Skunk slinked to Marilla’s feet. She picked him up and gently scratched her fingers beneath his soft neck until he purred.
I understand why you declined to come live with me in St. Catharines. I worry that your lack of correspondence may be for fear that I’ll try to force you from your home. Never! I respect your decision, as I trust that you respect mine to return to my own.
That being said, I do believe my sister would’ve liked us to be close—closer in her death than we had been in her life. I hear her voice in my own sometimes and see her reflection at every turn. She reminds me that she is not gone from this world. While her body may vanish to dust, her spirit lives on in you. I don’t think I could stand to miss you both. Please write to me. It would mean ever so much.
With all my love,
Aunt Izzy
Marilla could barely read the closing through her trembling. Was the calendar right—was it May already? She hadn’t lingered in the Avonlea social circles lo
ng enough to hear the talk of picnic planning or anything else. Of course Rachel hadn’t brought it up, knowing the painful memories of last year. So Marilla had been left to tunnel into her daily regimen without the mindfulness of time and life beyond. Izzy’s letter pulled her from her blindness like a groundhog blinking at the sun.
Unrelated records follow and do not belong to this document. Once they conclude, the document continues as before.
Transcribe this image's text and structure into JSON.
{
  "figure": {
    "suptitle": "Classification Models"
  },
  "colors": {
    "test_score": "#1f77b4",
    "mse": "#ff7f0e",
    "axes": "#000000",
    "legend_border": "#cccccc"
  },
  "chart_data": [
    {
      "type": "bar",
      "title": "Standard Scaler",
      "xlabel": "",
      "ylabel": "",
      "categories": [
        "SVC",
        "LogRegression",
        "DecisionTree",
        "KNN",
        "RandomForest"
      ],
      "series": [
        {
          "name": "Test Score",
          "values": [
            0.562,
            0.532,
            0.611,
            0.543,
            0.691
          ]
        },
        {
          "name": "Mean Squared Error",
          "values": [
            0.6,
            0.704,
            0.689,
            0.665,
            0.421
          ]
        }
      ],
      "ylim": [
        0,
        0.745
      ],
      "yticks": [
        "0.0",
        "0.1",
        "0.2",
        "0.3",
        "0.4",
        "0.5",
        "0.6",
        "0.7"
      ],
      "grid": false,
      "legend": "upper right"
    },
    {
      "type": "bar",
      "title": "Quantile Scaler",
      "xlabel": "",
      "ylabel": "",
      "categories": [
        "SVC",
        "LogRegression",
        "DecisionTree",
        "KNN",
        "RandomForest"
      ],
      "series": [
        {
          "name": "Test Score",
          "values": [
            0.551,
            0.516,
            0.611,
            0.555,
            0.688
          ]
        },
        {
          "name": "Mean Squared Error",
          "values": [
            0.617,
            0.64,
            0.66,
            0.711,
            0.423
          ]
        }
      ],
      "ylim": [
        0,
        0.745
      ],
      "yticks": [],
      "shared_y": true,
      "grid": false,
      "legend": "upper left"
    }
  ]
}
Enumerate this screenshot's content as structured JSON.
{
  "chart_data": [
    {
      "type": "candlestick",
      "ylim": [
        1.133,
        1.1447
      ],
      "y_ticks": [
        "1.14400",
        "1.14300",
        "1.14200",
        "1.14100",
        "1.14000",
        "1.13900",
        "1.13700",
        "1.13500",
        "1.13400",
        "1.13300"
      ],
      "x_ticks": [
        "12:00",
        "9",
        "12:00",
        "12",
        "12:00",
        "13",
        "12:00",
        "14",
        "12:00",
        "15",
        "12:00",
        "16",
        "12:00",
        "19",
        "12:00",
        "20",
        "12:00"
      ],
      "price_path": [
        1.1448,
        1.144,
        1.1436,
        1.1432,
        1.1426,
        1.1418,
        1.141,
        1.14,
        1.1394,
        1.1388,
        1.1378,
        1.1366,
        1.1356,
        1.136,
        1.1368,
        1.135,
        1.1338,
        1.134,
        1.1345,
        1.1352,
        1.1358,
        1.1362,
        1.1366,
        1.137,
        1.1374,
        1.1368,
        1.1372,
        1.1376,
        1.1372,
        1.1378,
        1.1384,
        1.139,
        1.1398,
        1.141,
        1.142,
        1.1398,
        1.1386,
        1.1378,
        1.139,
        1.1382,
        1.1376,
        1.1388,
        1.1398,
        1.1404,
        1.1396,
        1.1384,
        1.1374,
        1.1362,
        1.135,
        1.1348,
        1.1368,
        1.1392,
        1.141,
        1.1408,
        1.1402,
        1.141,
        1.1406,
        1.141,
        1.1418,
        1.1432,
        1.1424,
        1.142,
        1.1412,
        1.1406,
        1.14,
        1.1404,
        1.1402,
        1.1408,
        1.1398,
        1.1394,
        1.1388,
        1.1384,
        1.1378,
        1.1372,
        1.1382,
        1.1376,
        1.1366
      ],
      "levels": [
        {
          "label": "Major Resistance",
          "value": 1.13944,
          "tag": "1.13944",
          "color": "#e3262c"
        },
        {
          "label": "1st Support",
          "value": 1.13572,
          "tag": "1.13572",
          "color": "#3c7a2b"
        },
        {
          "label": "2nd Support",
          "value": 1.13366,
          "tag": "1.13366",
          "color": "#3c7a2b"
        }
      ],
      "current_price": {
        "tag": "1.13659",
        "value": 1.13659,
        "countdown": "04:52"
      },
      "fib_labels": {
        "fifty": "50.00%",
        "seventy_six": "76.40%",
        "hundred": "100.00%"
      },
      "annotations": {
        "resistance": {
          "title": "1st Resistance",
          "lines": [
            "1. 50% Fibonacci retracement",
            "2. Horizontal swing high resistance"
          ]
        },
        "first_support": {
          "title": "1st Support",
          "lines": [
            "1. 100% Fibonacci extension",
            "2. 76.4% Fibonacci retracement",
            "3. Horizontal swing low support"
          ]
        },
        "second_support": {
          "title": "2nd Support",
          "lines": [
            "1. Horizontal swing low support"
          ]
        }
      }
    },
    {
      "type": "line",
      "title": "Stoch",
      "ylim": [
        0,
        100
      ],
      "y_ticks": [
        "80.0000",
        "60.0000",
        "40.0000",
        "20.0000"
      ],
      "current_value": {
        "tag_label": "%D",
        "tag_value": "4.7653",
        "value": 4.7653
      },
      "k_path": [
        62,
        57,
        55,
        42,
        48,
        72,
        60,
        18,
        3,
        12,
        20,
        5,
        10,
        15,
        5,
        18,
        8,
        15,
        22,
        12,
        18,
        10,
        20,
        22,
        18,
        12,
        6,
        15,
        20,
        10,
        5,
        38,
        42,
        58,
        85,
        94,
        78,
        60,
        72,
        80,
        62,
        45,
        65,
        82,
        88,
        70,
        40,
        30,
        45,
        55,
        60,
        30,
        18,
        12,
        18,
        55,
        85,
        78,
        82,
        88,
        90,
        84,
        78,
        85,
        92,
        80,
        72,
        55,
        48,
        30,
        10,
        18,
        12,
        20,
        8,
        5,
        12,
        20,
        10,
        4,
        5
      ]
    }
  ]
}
Her chest heaved. Skunk squirmed under her hold, so she put him down. Her empty hands yearned to grasp something solid. Her mother. She wanted her mother’s hand. She curled her fingernails into her palm until crescent moons formed. The aching shot to her head. She closed her eyes and saw flashes of purple: the amethyst brooch with her mother’s hair. It was in her box of sewing notions and precious things. She hurried upstairs to her bedroom. Her temples throbbed. The purple flashes spotted her vision. Opening the box, she thrust her hand in and felt the bite of metal.
“What the devil!”
Her finger returned: red. The droplet grew round and rounder until it could hold its form no more and ran down the side of her hand. She put it to her mouth. Mineral on her tongue. With her other hand, she carefully found the brooch and then lay down on the bed, running her thumb around the oval of braided hair.
“I’m sorry, Mother,” she whispered. “I promise. I’m sorry.” She closed her eyes to let the bursts of pain be absorbed into the darkness.
A knocking below woke her. She didn’t know how long she’d lain there—minutes or hours. Her finger had clotted and scabbed with crimson. She set the brooch on her vanity and smoothed back her hair with a little water before going down to answer.
“Marilla!” John stood on the front porch with a bouquet of mayflowers.
There was no denying—it was May. Her heart sunk at the certainty. She’d lived a whole year—twelve months, three hundred sixty-five days—that her mother never saw.